La motivazione - Soltanto il provvedimento in tutto o in parte negativo del­l'amministrazione deve essere motivato, il che significa che la motivazione di quello di accoglimento è fornita dalla do­manda dell'interessato e dalla normativa concernente l'accesso; peraltro, i contenuti dell'obbligo di motivazione sono chiaramente indicativi dell'inesistenza di veri e propri poteri discrezio­nale in materia (eccettuato il potere di differimento).


Il silenzio - Trascorsi trenta giorni dalla richiesta senza che l'amministra­zione si sia pronunciata, "questa si intende respinta" (ipotesi di silenzio rigetto), con la conseguenza che l'interessato può attivare il rimedio giurisdizionale del ricorso al Tar (senza bisogno di alcun atto di diffida e messa in mora dell' amministrazione).


7. LA TUTELA GIURISDIZIONALE

Ai sensi dell’art. 25 co. 5, contro le determinazioni della P.A. (di rigetto; di accoglimento nei casi di ricorso da parte dei controinteressati all'accesso; circa la pronunzia sulle spese a carico del richiedente; nei casi di inerzia alla scadenza del trentesimo giorno), l'interessato può proporre (entro trenta giorni) ricorso al GA.

Il GA -uditi i difensori delle parti che ne facciano richiesta o le parti personalmente- de­cide in camera di consiglio, entro trenta giorni dalla scadenza del termine per il deposito del ricorso.

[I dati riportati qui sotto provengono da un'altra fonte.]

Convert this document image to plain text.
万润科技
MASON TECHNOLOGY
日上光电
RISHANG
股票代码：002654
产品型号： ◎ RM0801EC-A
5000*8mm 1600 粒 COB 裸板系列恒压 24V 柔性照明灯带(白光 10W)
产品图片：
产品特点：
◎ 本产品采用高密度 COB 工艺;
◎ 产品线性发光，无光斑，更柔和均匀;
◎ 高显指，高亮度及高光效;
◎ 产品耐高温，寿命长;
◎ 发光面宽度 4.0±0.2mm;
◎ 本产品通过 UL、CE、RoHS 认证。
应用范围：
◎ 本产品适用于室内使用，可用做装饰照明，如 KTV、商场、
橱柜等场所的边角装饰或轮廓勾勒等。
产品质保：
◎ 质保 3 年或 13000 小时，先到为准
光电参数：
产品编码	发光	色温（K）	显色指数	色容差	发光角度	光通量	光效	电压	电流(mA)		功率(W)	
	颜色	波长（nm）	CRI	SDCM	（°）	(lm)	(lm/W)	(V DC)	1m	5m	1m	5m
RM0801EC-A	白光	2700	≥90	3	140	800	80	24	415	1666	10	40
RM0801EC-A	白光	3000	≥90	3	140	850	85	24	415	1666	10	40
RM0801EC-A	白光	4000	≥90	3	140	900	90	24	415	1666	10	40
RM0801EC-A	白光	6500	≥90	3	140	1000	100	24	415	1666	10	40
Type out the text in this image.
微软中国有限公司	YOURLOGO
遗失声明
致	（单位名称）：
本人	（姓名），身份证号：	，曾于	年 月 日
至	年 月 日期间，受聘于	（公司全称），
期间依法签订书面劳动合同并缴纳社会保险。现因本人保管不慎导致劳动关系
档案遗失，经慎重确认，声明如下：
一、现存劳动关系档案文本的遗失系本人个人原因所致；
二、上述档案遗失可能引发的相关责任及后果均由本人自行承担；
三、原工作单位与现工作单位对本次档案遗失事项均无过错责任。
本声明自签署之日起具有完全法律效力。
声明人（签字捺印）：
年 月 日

La legge n. 15/2005 inserendo nell’art. 25 il comma 5 bis e recependo quanto già in precedenza affermato in via generale dall’art. 4 co. 3, 1. 205/2000 (norma poi abrogata dalla legge n. 15/2005), eliminando l’obbligo della difesa tecnica, ha stabilito che in questi giudizi si può agire perso­nalmente, senza l'assistenza del difensore; anche l'amministra­zione può essere rappresentata e difesa da un proprio dipendente, purché in possesso della qualifica di dirigente e possegga l’autorizzazione del rappresentante legale dell’ente.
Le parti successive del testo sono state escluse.